CheckVerifiesFailure modes
databasePrisma reachable; SELECT 1 succeedsDB outage
critical_pagesHomepage + main routes (shop / eats / reels / requests / profile) return 200Build broken; route handler crashed
auth_integrityConsumer auth round-trip works; reel ownership intactJWT secret mismatch; cookie scope drift
reel_data_integrity5 most-recent active reels have valid data shapeSchema drift
route_integrityProduct routes correctMissing dynamic route file
store_ordersActive live store + ≥1 product + ≥1 StoreOrder in last 7dCatalog empty; funnel broken
whatsapp_linksWhatsApp button data is valid for at least one consumerPhone number missing on consumer
bidding_systemNo PriceOffers stuck past expiry; lazy-expire cron workingBidding state-machine drift
admin_audit_logAdminAction is being written when admins actAudit helper bypassed; admin actions not flowing through /actions route
push_tokensActive push token count per app (consumer / seller / doctor); warns on zeroToken registration broken; users haven't enabled push
moderation_queueOpen ticket count + warns on tickets open >7 daysAdmin not keeping up; no admin assigned
broadcast_systemLatest sent broadcast's delivery ratio; fails if <30% delivered on >5 recipientsPush infra down; FCM/APNs token expiry

⚡ = added 2026-04-27 in the v2 rebuild.

The legacy checkOrderSystem (which checked the Restaurant table) was removed.

2. Status semantics

  • pass — check ran and result is healthy
  • warn — check ran, found something worth flagging but not breaking (e.g. Abdul Flower Works is live but has no products)
  • fail — check ran and found a real problem (e.g. Stuck offers: 6 past expiry)

Overall status:

  • Any failcritical (HTTP 503)
  • Any warn (no fails) → degraded (HTTP 200)
  • All passhealthy (HTTP 200)

3. Where the data goes

Every /api/health call writes a row to HealthCheckResult:

model HealthCheckResult {
id Int @id @default(autoincrement())
status String // healthy | degraded | critical
totalChecks Int
passed Int
failed Int
duration Int // total ms
results Json // detailed per-check results
triggeredBy String // scheduled | manual | post_deploy
alertSent Boolean
createdAt DateTime @default(now())
}

The hourly cron in .github/workflows/health-check.yml triggers it at :17 past every hour. The dashboard's "Health History" graph reads recent rows from this table.

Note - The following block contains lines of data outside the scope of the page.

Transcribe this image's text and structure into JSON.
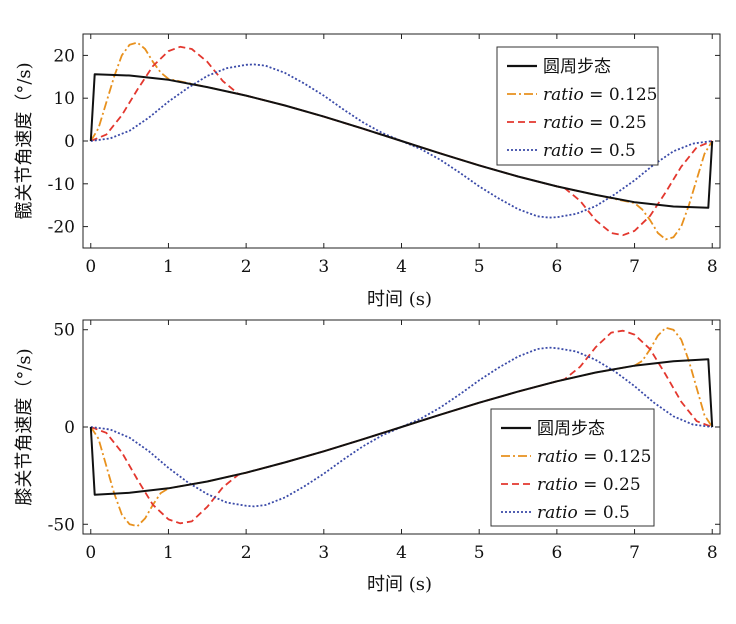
{
  "chart_data": [
    {
      "type": "line",
      "xlabel": "时间 (s)",
      "ylabel": "髋关节角速度（°/s)",
      "xlim": [
        -0.1,
        8.1
      ],
      "ylim": [
        -25,
        25
      ],
      "xticks": [
        "0",
        "1",
        "2",
        "3",
        "4",
        "5",
        "6",
        "7",
        "8"
      ],
      "yticks": [
        "-20",
        "-10",
        "0",
        "10",
        "20"
      ],
      "legend_position": "top-right",
      "series": [
        {
          "name": "圆周步态",
          "name_ratio": "",
          "name_value": "",
          "color": "#111111",
          "dash": "solid",
          "x": [
            0,
            0.05,
            0.5,
            1,
            1.5,
            2,
            2.5,
            3,
            3.5,
            4,
            4.5,
            5,
            5.5,
            6,
            6.5,
            7,
            7.5,
            7.95,
            8
          ],
          "y": [
            0,
            15.6,
            15.3,
            14.3,
            12.6,
            10.6,
            8.3,
            5.7,
            2.9,
            0,
            -2.9,
            -5.7,
            -8.3,
            -10.6,
            -12.6,
            -14.3,
            -15.3,
            -15.6,
            0
          ]
        },
        {
          "name": "",
          "name_ratio": "ratio",
          "name_value": " = 0.125",
          "color": "#e8911e",
          "dash": "9 3 2 3",
          "x": [
            0,
            0.1,
            0.2,
            0.3,
            0.4,
            0.5,
            0.6,
            0.7,
            0.8,
            0.9,
            1,
            1.5,
            2,
            2.5,
            3,
            3.5,
            4,
            4.5,
            5,
            5.5,
            6,
            6.5,
            7,
            7.1,
            7.2,
            7.3,
            7.4,
            7.5,
            7.6,
            7.7,
            7.8,
            7.9,
            8
          ],
          "y": [
            0,
            3,
            9,
            15,
            20,
            22.5,
            23,
            21.5,
            18.5,
            16,
            14.5,
            12.6,
            10.6,
            8.3,
            5.7,
            2.9,
            0,
            -2.9,
            -5.7,
            -8.3,
            -10.6,
            -12.6,
            -14.5,
            -16,
            -18.5,
            -21.5,
            -23,
            -22.5,
            -20,
            -15,
            -9,
            -3,
            0
          ]
        },
        {
          "name": "",
          "name_ratio": "ratio",
          "name_value": " = 0.25",
          "color": "#e3372e",
          "dash": "7 4",
          "x": [
            0,
            0.2,
            0.4,
            0.6,
            0.8,
            1,
            1.15,
            1.3,
            1.5,
            1.7,
            1.9,
            2,
            2.5,
            3,
            3.5,
            4,
            4.5,
            5,
            5.5,
            6,
            6.1,
            6.3,
            6.5,
            6.7,
            6.85,
            7,
            7.2,
            7.4,
            7.6,
            7.8,
            8
          ],
          "y": [
            0,
            1.5,
            6,
            12,
            17.5,
            21,
            22,
            21.5,
            18.5,
            14,
            11,
            10.6,
            8.3,
            5.7,
            2.9,
            0,
            -2.9,
            -5.7,
            -8.3,
            -10.6,
            -11,
            -14,
            -18.5,
            -21.5,
            -22,
            -21,
            -17.5,
            -12,
            -6,
            -1.5,
            0
          ]
        },
        {
          "name": "",
          "name_ratio": "ratio",
          "name_value": " = 0.5",
          "color": "#3a4aa8",
          "dash": "2 2",
          "x": [
            0,
            0.25,
            0.5,
            0.75,
            1,
            1.25,
            1.5,
            1.75,
            2,
            2.1,
            2.25,
            2.5,
            2.75,
            3,
            3.25,
            3.5,
            3.75,
            4,
            4.25,
            4.5,
            4.75,
            5,
            5.25,
            5.5,
            5.75,
            5.9,
            6,
            6.25,
            6.5,
            6.75,
            7,
            7.25,
            7.5,
            7.75,
            8
          ],
          "y": [
            0,
            0.6,
            2.4,
            5.5,
            9.2,
            12.4,
            15.2,
            17.0,
            17.8,
            17.9,
            17.6,
            15.9,
            13.4,
            10.6,
            7.4,
            4.4,
            1.9,
            0,
            -1.9,
            -4.4,
            -7.4,
            -10.6,
            -13.4,
            -15.9,
            -17.6,
            -17.9,
            -17.8,
            -17.0,
            -15.2,
            -12.4,
            -9.2,
            -5.5,
            -2.4,
            -0.6,
            0
          ]
        }
      ]
    },
    {
      "type": "line",
      "xlabel": "时间 (s)",
      "ylabel": "膝关节角速度（°/s)",
      "xlim": [
        -0.1,
        8.1
      ],
      "ylim": [
        -55,
        55
      ],
      "xticks": [
        "0",
        "1",
        "2",
        "3",
        "4",
        "5",
        "6",
        "7",
        "8"
      ],
      "yticks": [
        "-50",
        "0",
        "50"
      ],
      "legend_position": "bottom-right",
      "series": [
        {
          "name": "圆周步态",
          "name_ratio": "",
          "name_value": "",
          "color": "#111111",
          "dash": "solid",
          "x": [
            0,
            0.05,
            0.5,
            1,
            1.5,
            2,
            2.5,
            3,
            3.5,
            4,
            4.5,
            5,
            5.5,
            6,
            6.5,
            7,
            7.5,
            7.95,
            8
          ],
          "y": [
            0,
            -34.8,
            -33.8,
            -31.5,
            -28,
            -23.5,
            -18.2,
            -12.5,
            -6.3,
            0,
            6.3,
            12.5,
            18.2,
            23.5,
            28,
            31.5,
            33.8,
            34.8,
            0
          ]
        },
        {
          "name": "",
          "name_ratio": "ratio",
          "name_value": " = 0.125",
          "color": "#e8911e",
          "dash": "9 3 2 3",
          "x": [
            0,
            0.1,
            0.2,
            0.3,
            0.4,
            0.5,
            0.6,
            0.7,
            0.8,
            0.9,
            1,
            1.5,
            2,
            2.5,
            3,
            3.5,
            4,
            4.5,
            5,
            5.5,
            6,
            6.5,
            7,
            7.1,
            7.2,
            7.3,
            7.4,
            7.5,
            7.6,
            7.7,
            7.8,
            7.9,
            8
          ],
          "y": [
            0,
            -6,
            -20,
            -34,
            -45,
            -50,
            -51,
            -47,
            -40,
            -34,
            -31.5,
            -28,
            -23.5,
            -18.2,
            -12.5,
            -6.3,
            0,
            6.3,
            12.5,
            18.2,
            23.5,
            28,
            31.5,
            34,
            40,
            47,
            51,
            50,
            45,
            34,
            20,
            6,
            0
          ]
        },
        {
          "name": "",
          "name_ratio": "ratio",
          "name_value": " = 0.25",
          "color": "#e3372e",
          "dash": "7 4",
          "x": [
            0,
            0.2,
            0.4,
            0.6,
            0.8,
            1,
            1.15,
            1.3,
            1.5,
            1.7,
            1.9,
            2,
            2.5,
            3,
            3.5,
            4,
            4.5,
            5,
            5.5,
            6,
            6.1,
            6.3,
            6.5,
            6.7,
            6.85,
            7,
            7.2,
            7.4,
            7.6,
            7.8,
            8
          ],
          "y": [
            0,
            -3,
            -13,
            -27,
            -40,
            -47.5,
            -49.5,
            -48.5,
            -41,
            -31,
            -24.5,
            -23.5,
            -18.2,
            -12.5,
            -6.3,
            0,
            6.3,
            12.5,
            18.2,
            23.5,
            24.5,
            31,
            41,
            48.5,
            49.5,
            47.5,
            40,
            27,
            13,
            3,
            0
          ]
        },
        {
          "name": "",
          "name_ratio": "ratio",
          "name_value": " = 0.5",
          "color": "#3a4aa8",
          "dash": "2 2",
          "x": [
            0,
            0.25,
            0.5,
            0.75,
            1,
            1.25,
            1.5,
            1.75,
            2,
            2.1,
            2.25,
            2.5,
            2.75,
            3,
            3.25,
            3.5,
            3.75,
            4,
            4.25,
            4.5,
            4.75,
            5,
            5.25,
            5.5,
            5.75,
            5.9,
            6,
            6.25,
            6.5,
            6.75,
            7,
            7.25,
            7.5,
            7.75,
            8
          ],
          "y": [
            0,
            -1.3,
            -5.5,
            -12.5,
            -21,
            -28.5,
            -34.5,
            -38.8,
            -40.5,
            -40.8,
            -40.1,
            -36.2,
            -30.5,
            -24,
            -16.8,
            -10,
            -4.3,
            0,
            4.3,
            10,
            16.8,
            24,
            30.5,
            36.2,
            40.1,
            40.8,
            40.5,
            38.8,
            34.5,
            28.5,
            21,
            12.5,
            5.5,
            1.3,
            0
          ]
        }
      ]
    }
  ]
}
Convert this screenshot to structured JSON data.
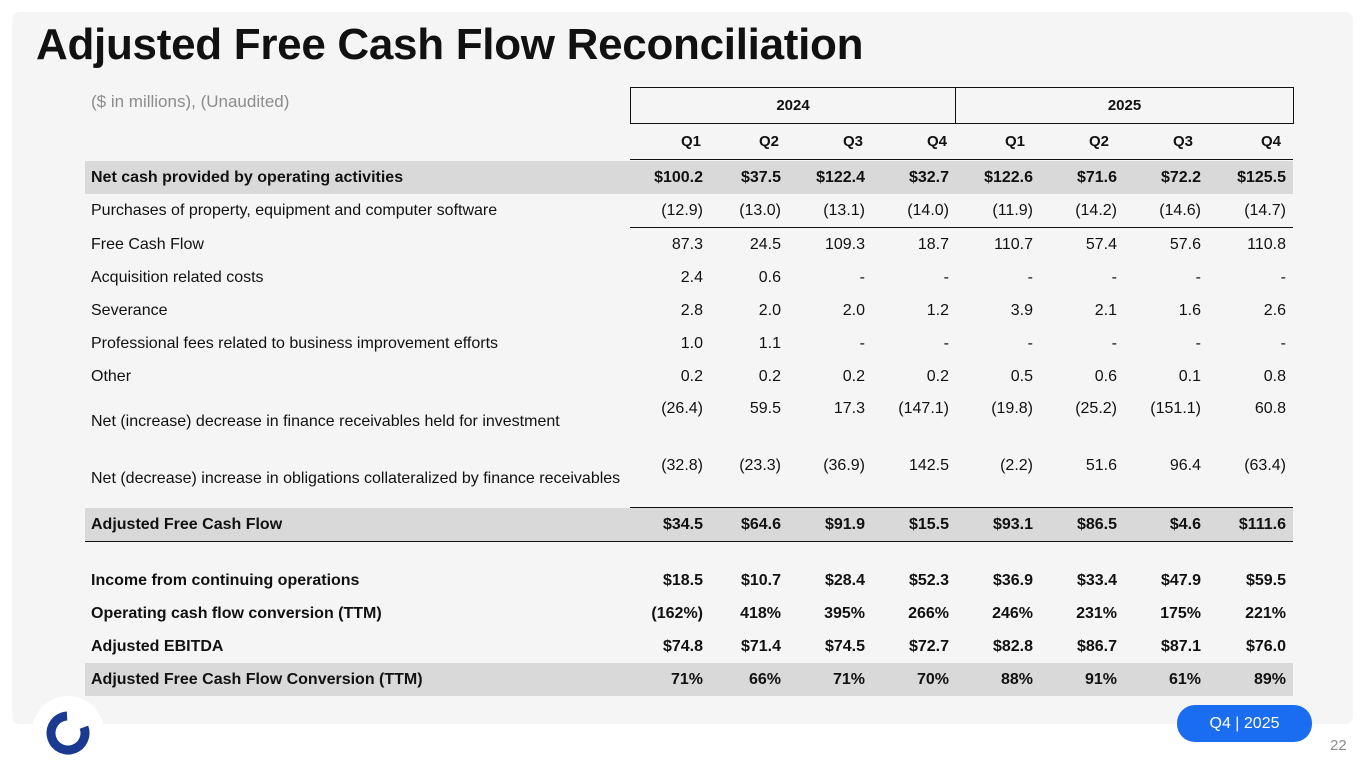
{
  "title": "Adjusted Free Cash Flow Reconciliation",
  "units_note": "($ in millions), (Unaudited)",
  "years": [
    "2024",
    "2025"
  ],
  "quarters": [
    "Q1",
    "Q2",
    "Q3",
    "Q4",
    "Q1",
    "Q2",
    "Q3",
    "Q4"
  ],
  "rows": [
    {
      "label": "Net cash provided by operating activities",
      "values": [
        "$100.2",
        "$37.5",
        "$122.4",
        "$32.7",
        "$122.6",
        "$71.6",
        "$72.2",
        "$125.5"
      ]
    },
    {
      "label": "Purchases of property, equipment and computer software",
      "values": [
        "(12.9)",
        "(13.0)",
        "(13.1)",
        "(14.0)",
        "(11.9)",
        "(14.2)",
        "(14.6)",
        "(14.7)"
      ]
    },
    {
      "label": "Free Cash Flow",
      "values": [
        "87.3",
        "24.5",
        "109.3",
        "18.7",
        "110.7",
        "57.4",
        "57.6",
        "110.8"
      ]
    },
    {
      "label": "Acquisition related costs",
      "values": [
        "2.4",
        "0.6",
        "-",
        "-",
        "-",
        "-",
        "-",
        "-"
      ]
    },
    {
      "label": "Severance",
      "values": [
        "2.8",
        "2.0",
        "2.0",
        "1.2",
        "3.9",
        "2.1",
        "1.6",
        "2.6"
      ]
    },
    {
      "label": "Professional fees related to business improvement efforts",
      "values": [
        "1.0",
        "1.1",
        "-",
        "-",
        "-",
        "-",
        "-",
        "-"
      ]
    },
    {
      "label": "Other",
      "values": [
        "0.2",
        "0.2",
        "0.2",
        "0.2",
        "0.5",
        "0.6",
        "0.1",
        "0.8"
      ]
    },
    {
      "label": "Net (increase) decrease in finance receivables held for investment",
      "values": [
        "(26.4)",
        "59.5",
        "17.3",
        "(147.1)",
        "(19.8)",
        "(25.2)",
        "(151.1)",
        "60.8"
      ]
    },
    {
      "label": "Net (decrease) increase in obligations collateralized by finance receivables",
      "values": [
        "(32.8)",
        "(23.3)",
        "(36.9)",
        "142.5",
        "(2.2)",
        "51.6",
        "96.4",
        "(63.4)"
      ]
    },
    {
      "label": "Adjusted Free Cash Flow",
      "values": [
        "$34.5",
        "$64.6",
        "$91.9",
        "$15.5",
        "$93.1",
        "$86.5",
        "$4.6",
        "$111.6"
      ]
    },
    {
      "label": "Income from continuing operations",
      "values": [
        "$18.5",
        "$10.7",
        "$28.4",
        "$52.3",
        "$36.9",
        "$33.4",
        "$47.9",
        "$59.5"
      ]
    },
    {
      "label": "Operating cash flow conversion (TTM)",
      "values": [
        "(162%)",
        "418%",
        "395%",
        "266%",
        "246%",
        "231%",
        "175%",
        "221%"
      ]
    },
    {
      "label": "Adjusted EBITDA",
      "values": [
        "$74.8",
        "$71.4",
        "$74.5",
        "$72.7",
        "$82.8",
        "$86.7",
        "$87.1",
        "$76.0"
      ]
    },
    {
      "label": "Adjusted Free Cash Flow Conversion (TTM)",
      "values": [
        "71%",
        "66%",
        "71%",
        "70%",
        "88%",
        "91%",
        "61%",
        "89%"
      ]
    }
  ],
  "footer": {
    "period_badge": "Q4 | 2025",
    "page_number": "22"
  },
  "brand": {
    "logo_icon": "ring-logo-icon",
    "logo_color": "#1a3a8f",
    "accent_color": "#1a6cf0",
    "row_shade_color": "#d9d9d9"
  }
}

4. Admin dashboard sections

/admin/observability (admin-gated). Top to bottom:

  1. Health status — latest result + 24h/7d/30d history graph
  2. Errors — frontend ClientError rows by type + recent 20 unresolved
  3. Activity — total UserEvents + active user count + events by type
  4. Business — orders count, revenue (₹), reels created, reel views, requests, new consumers (current range). Switched from legacy Order table to StoreOrder 2026-04-27.
  5. Page Views Heatmap — top entity types viewed
  6. Traffic — unique visitors (fingerprint) + sessions + top viewed pages
  7. System Totals — consumers, sellers, products, restaurants, reels (all-time)
  8. Test Coverage ⚡ — one tile per app: backend (vitest), mobile (consumer, jest-expo), mobile-seller (jest-expo), mobile-doctor (jest-expo). Each tile shows test file count + it()-case count + framework + path. Apps with zero tests get an amber warning.
  9. Feature Health ⚡ — bidding state breakdown (queued / accepted / converted / expired), moderation depth + staleness, push tokens per app, broadcast delivery counts (last 30d), admin actions by category (last 30d) + impersonation count.

⚡ = added 2026-04-27.

5. Test inventory helper

src/lib/test-inventory.ts — synchronous file-walker (~10ms) used by the dashboard's Test Coverage panel.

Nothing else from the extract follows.